Standardized Tests? That is an obstacle? If it is, then they are doomed, because there will always be tests. (I like sriracha and if it is Vietnamese, God bless them.)


----------



## csi-tech (Apr 13, 2013)

Here is "Surfer" dude. He doesn't work, takes SNAP and other benefits from the Government, manages to eat lobster on your dime and refuses to work. When Sean Hannity offered him an 80K per year job he refused it saying he is happy with his lifestyle. He sings about robbing and stealing to support his preferred lifestyle.

This is why I insist that we created this monster. It's not about race. By providing too much for too long we take the will to work away from able bodied people. We give them an alternative to work and in the end create and fund their laziness and inflate their sense of entitlement. They end up content, overfed and feel as if they are owed the moon and stars.
When the benefits dwindle at the end of the month they commit crime to further their lifestyle. They fill our prisons creating our bloated prison population or they end up robbing somebody like us and getting their face blown off.

Welfare lobster-eating food stamp recipient refuses Sean Hannity?s $80,000 help | Examiner.com


----------



## Salt-N-Pepper (Aug 18, 2014)

Slippy said:


> EVERYBODY AIN'T EQUAL!


Truth. But everybody should have the chance to PROVE their place in the pecking order by the sweat of their brow, or the brains in their head.

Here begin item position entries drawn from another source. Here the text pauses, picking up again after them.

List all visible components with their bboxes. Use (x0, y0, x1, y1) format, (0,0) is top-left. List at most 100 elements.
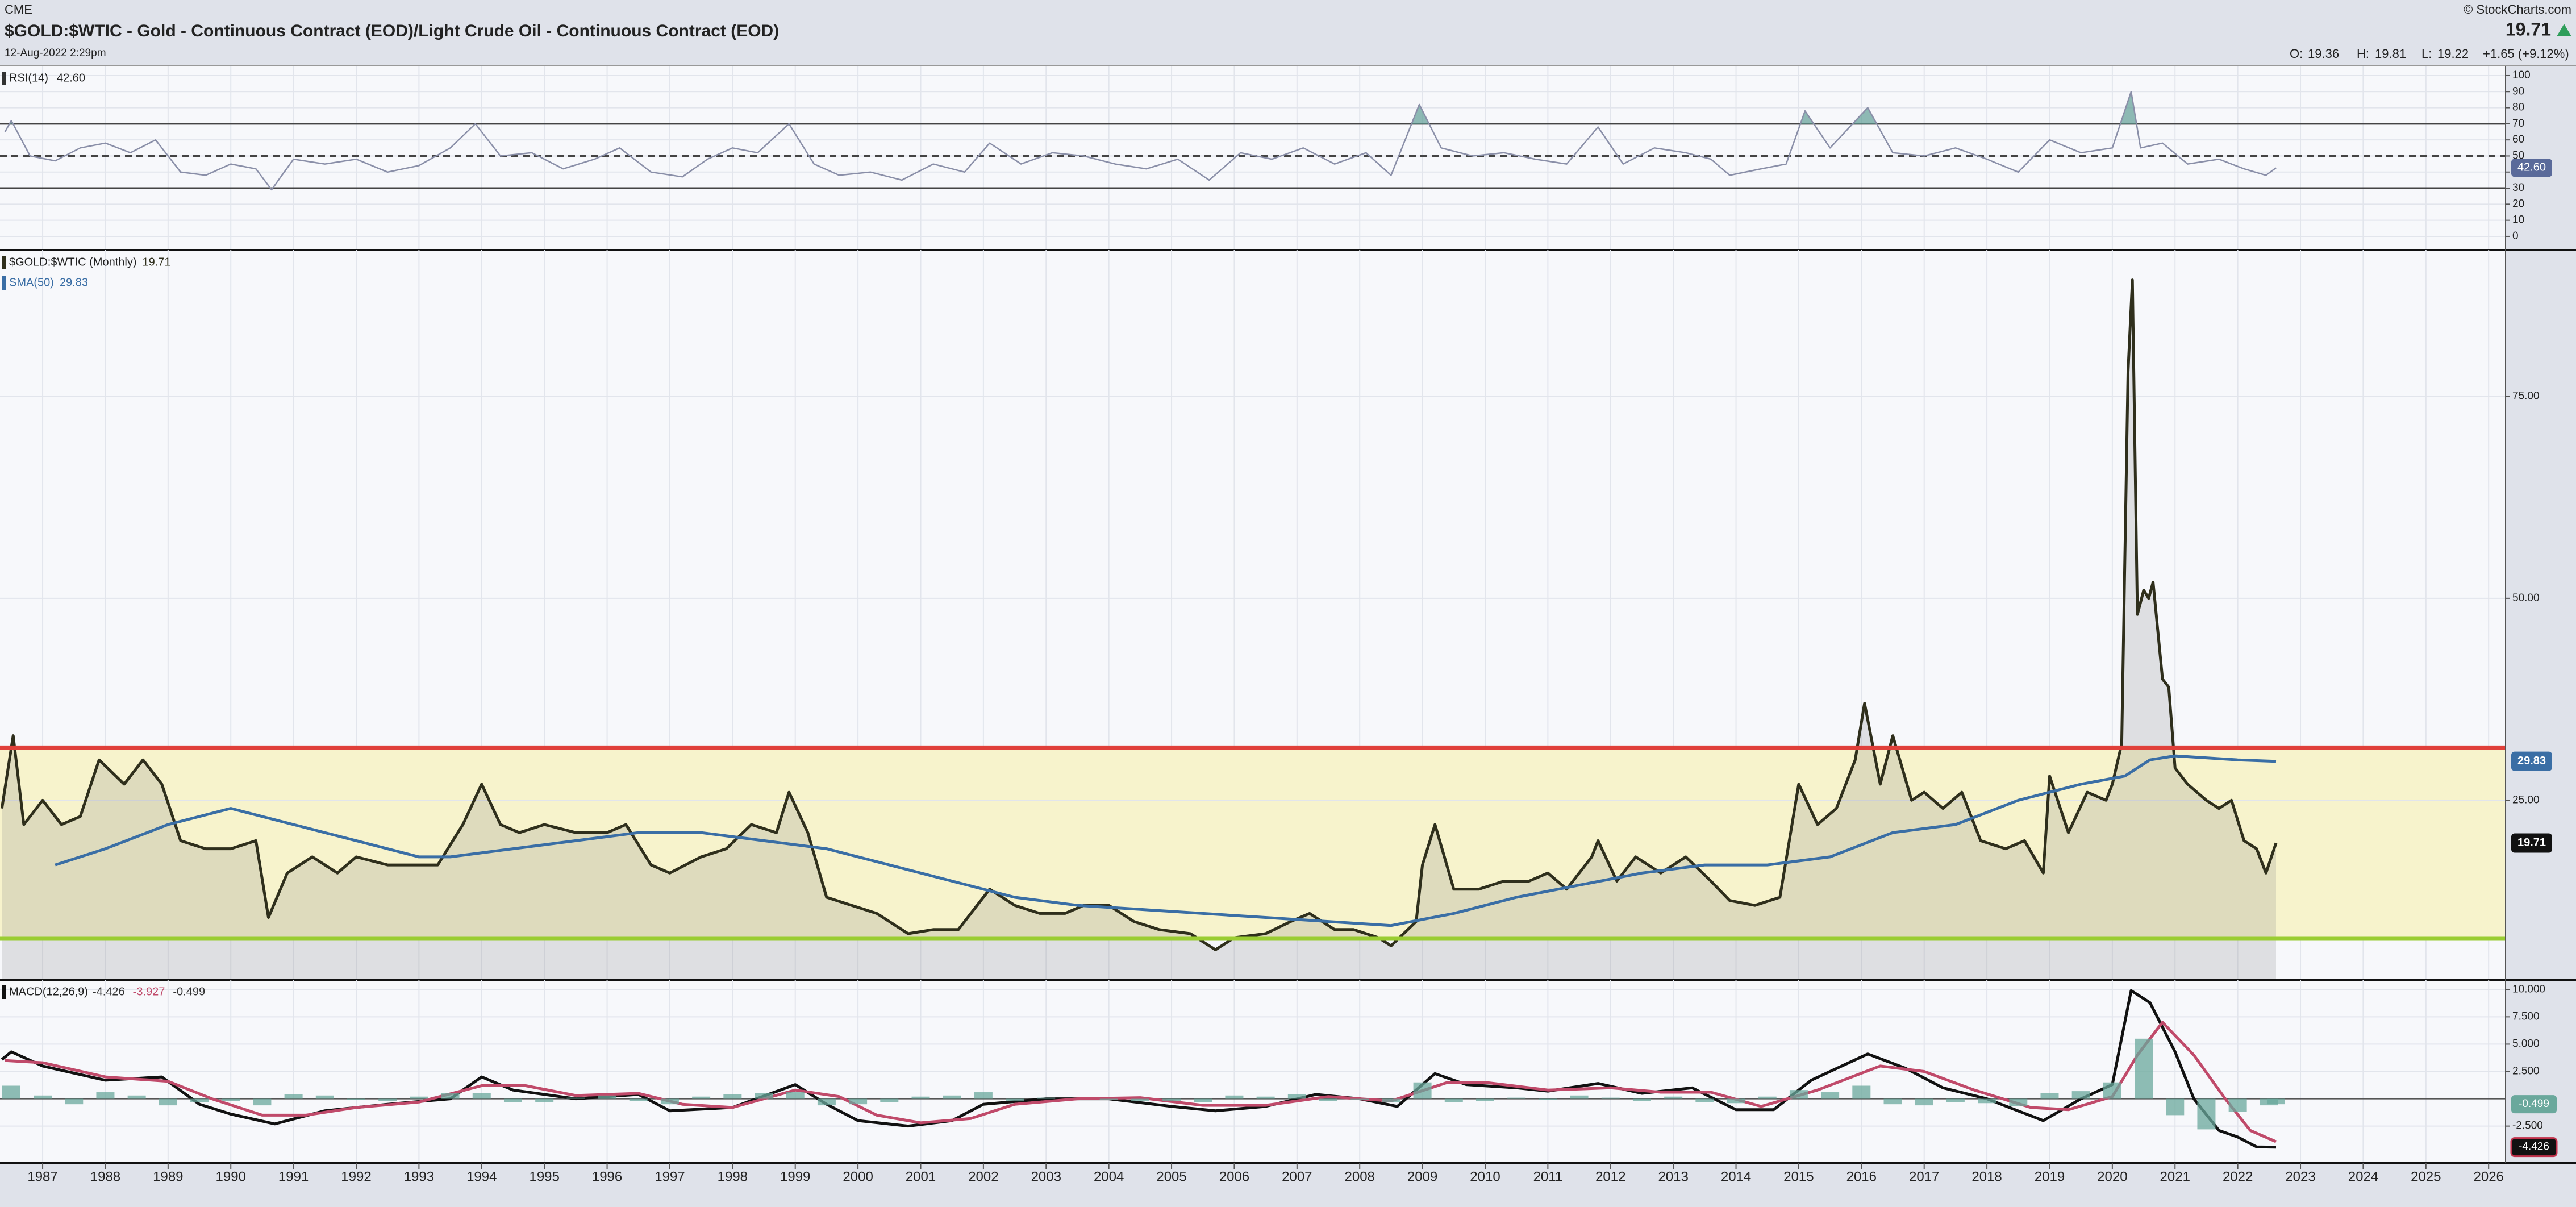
legend-value: 29.83 (60, 276, 88, 289)
y-tick-label: 75.00 (2512, 390, 2540, 402)
histogram-bar (849, 1098, 868, 1105)
histogram-bar (253, 1098, 272, 1106)
histogram-bar (817, 1098, 836, 1106)
histogram-bar (1789, 1090, 1808, 1099)
histogram-bar (472, 1093, 491, 1099)
x-tick-label: 1992 (341, 1169, 371, 1184)
x-tick-label: 1993 (404, 1169, 434, 1184)
high-label: H: (2357, 47, 2369, 61)
exchange: CME (5, 2, 32, 16)
y-tick-label: 10.000 (2512, 983, 2545, 995)
histogram-bar (1664, 1096, 1683, 1099)
x-tick-label: 1989 (153, 1169, 183, 1184)
histogram-bar (1131, 1098, 1149, 1101)
x-tick-label: 2019 (2035, 1169, 2065, 1184)
price-area (2, 280, 2276, 980)
histogram-bar (222, 1098, 240, 1101)
histogram-bar (1162, 1098, 1181, 1101)
x-tick-label: 2009 (1407, 1169, 1437, 1184)
histogram-bar (1915, 1098, 1933, 1106)
histogram-bar (1507, 1097, 1526, 1099)
histogram-bar (159, 1098, 177, 1106)
y-tick-label: 50.00 (2512, 592, 2540, 604)
legend-swatch (2, 256, 6, 269)
histogram-bar (1727, 1098, 1745, 1104)
histogram-bar (441, 1093, 460, 1099)
low-label: L: (2421, 47, 2432, 61)
histogram-bar (190, 1098, 209, 1102)
histogram-bar (1883, 1098, 1902, 1105)
legend-name: SMA(50) (9, 276, 54, 289)
value-box (2510, 1137, 2558, 1158)
x-tick-label: 2014 (1721, 1169, 1751, 1184)
value-box-label: -0.499 (2519, 1098, 2549, 1110)
chart-title: $GOLD:$WTIC - Gold - Continuous Contract… (5, 22, 779, 40)
histogram-bar (65, 1098, 84, 1105)
series-line (4, 91, 2277, 191)
histogram-bar (1037, 1097, 1056, 1099)
histogram-bar (880, 1098, 899, 1102)
histogram-bar (692, 1096, 711, 1099)
y-tick-label: 0 (2512, 230, 2519, 242)
x-tick-label: 2010 (1470, 1169, 1500, 1184)
histogram-bar (1413, 1082, 1432, 1099)
histogram-bar (943, 1095, 961, 1099)
x-tick-label: 2017 (1909, 1169, 1939, 1184)
legend-value: 42.60 (57, 72, 85, 84)
histogram-bar (1570, 1095, 1589, 1099)
histogram-bar (2135, 1038, 2153, 1099)
y-tick-label: 100 (2512, 69, 2531, 81)
histogram-bar (755, 1093, 773, 1099)
x-tick-label: 2003 (1031, 1169, 1061, 1184)
histogram-bar (1852, 1085, 1871, 1099)
x-tick-label: 2011 (1533, 1169, 1563, 1184)
histogram-bar (566, 1097, 585, 1099)
x-tick-label: 2008 (1345, 1169, 1375, 1184)
x-tick-label: 2012 (1595, 1169, 1625, 1184)
legend-name: RSI(14) (9, 72, 48, 84)
x-tick-label: 1998 (718, 1169, 748, 1184)
x-tick-label: 2002 (968, 1169, 998, 1184)
histogram-bar (2228, 1098, 2247, 1112)
histogram-bar (2266, 1098, 2285, 1105)
x-tick-label: 2026 (2474, 1169, 2504, 1184)
histogram-bar (598, 1095, 616, 1099)
copyright: © StockCharts.com (2464, 2, 2571, 16)
x-tick-label: 2001 (906, 1169, 936, 1184)
histogram-bar (786, 1092, 805, 1099)
x-tick-label: 2020 (2097, 1169, 2127, 1184)
histogram-bar (1946, 1098, 1965, 1102)
y-tick-label: -2.500 (2512, 1120, 2543, 1132)
histogram-bar (535, 1098, 554, 1102)
change: +1.65 (+9.12%) (2483, 47, 2569, 61)
up-arrow (2557, 24, 2571, 36)
x-tick-label: 1999 (780, 1169, 810, 1184)
x-tick-label: 2005 (1156, 1169, 1186, 1184)
x-tick-label: 2015 (1783, 1169, 1814, 1184)
y-tick-label: 10 (2512, 214, 2524, 226)
open-label: O: (2290, 47, 2303, 61)
histogram-bar (1444, 1098, 1463, 1102)
histogram-bar (96, 1092, 115, 1099)
y-tick-label: 60 (2512, 134, 2524, 145)
histogram-bar (911, 1096, 930, 1099)
histogram-bar (1006, 1098, 1024, 1101)
date: 12-Aug-2022 2:29pm (5, 47, 106, 59)
legend-name: $GOLD:$WTIC (Monthly) (9, 256, 136, 268)
x-tick-label: 1990 (216, 1169, 246, 1184)
histogram-bar (284, 1094, 303, 1099)
histogram-bar (723, 1094, 742, 1099)
y-tick-label: 5.000 (2512, 1038, 2540, 1050)
value-box-label: -4.426 (2519, 1141, 2549, 1153)
histogram-bar (1539, 1098, 1557, 1100)
y-tick-label: 80 (2512, 102, 2524, 114)
histogram-bar (1350, 1098, 1369, 1100)
x-tick-label: 1991 (278, 1169, 309, 1184)
open: 19.36 (2308, 47, 2339, 61)
high: 19.81 (2375, 47, 2406, 61)
value-box (2511, 751, 2552, 771)
histogram-bar (34, 1095, 52, 1099)
y-tick-label: 25.00 (2512, 794, 2540, 806)
histogram-bar (2166, 1098, 2185, 1116)
histogram-bar (1601, 1097, 1620, 1099)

Opportunity should be equal, but results should be based on what we do with that opportunity. The problem with da gubbment is they want to make OUTCOMES equal no matter the amount of work and effort a person puts into it.

That's evil.


----------



## Slippy (Nov 14, 2013)

Salt-N-Pepper said:


> Truth. But everybody should have the chance to PROVE their place in the pecking order by the sweat of their brow, or the brains in their head.
> 
> Opportunity should be equal, but results should be based on what we do with that opportunity. The problem with da gubbment is they want to make OUTCOMES equal no matter the amount of work and effort a person puts into it.
> 
> That's evil.


Yes indeed Salty,

Whenever the government gets involved in the equalization of its "subjects"...evil things like slavery ensues.


----------



## Moonshinedave (Mar 28, 2013)

All M. L. King wanted was for his people to be treated as equals. Today, Many, not all wants more than equal. I honestly think MLK would be ashamed of many of his people today. There's absolutely no reason non white people today cannot succeed. 
When I watched the video I thought great more excuses for failure and a reason to blame everyone except themselves.


----------



## Mosinator762x54r (Nov 4, 2015)

MLK wanted ALL people to be treated equal. He took a lot of criticism from the militant African American contingents because of his notion that blacks, whites, yellows, greys, reds, and all other skin colors should be on the same level and not one over the other.



Moonshinedave said:


> All M. L. King wanted was for his people to be treated as equals. Today, Many, not all wants more than equal. I honestly think MLK would be ashamed of many of his people today. There's absolutely no reason non white people today cannot succeed.
> When I watched the video I thought great more excuses for failure and a reason to blame everyone except themselves.


----------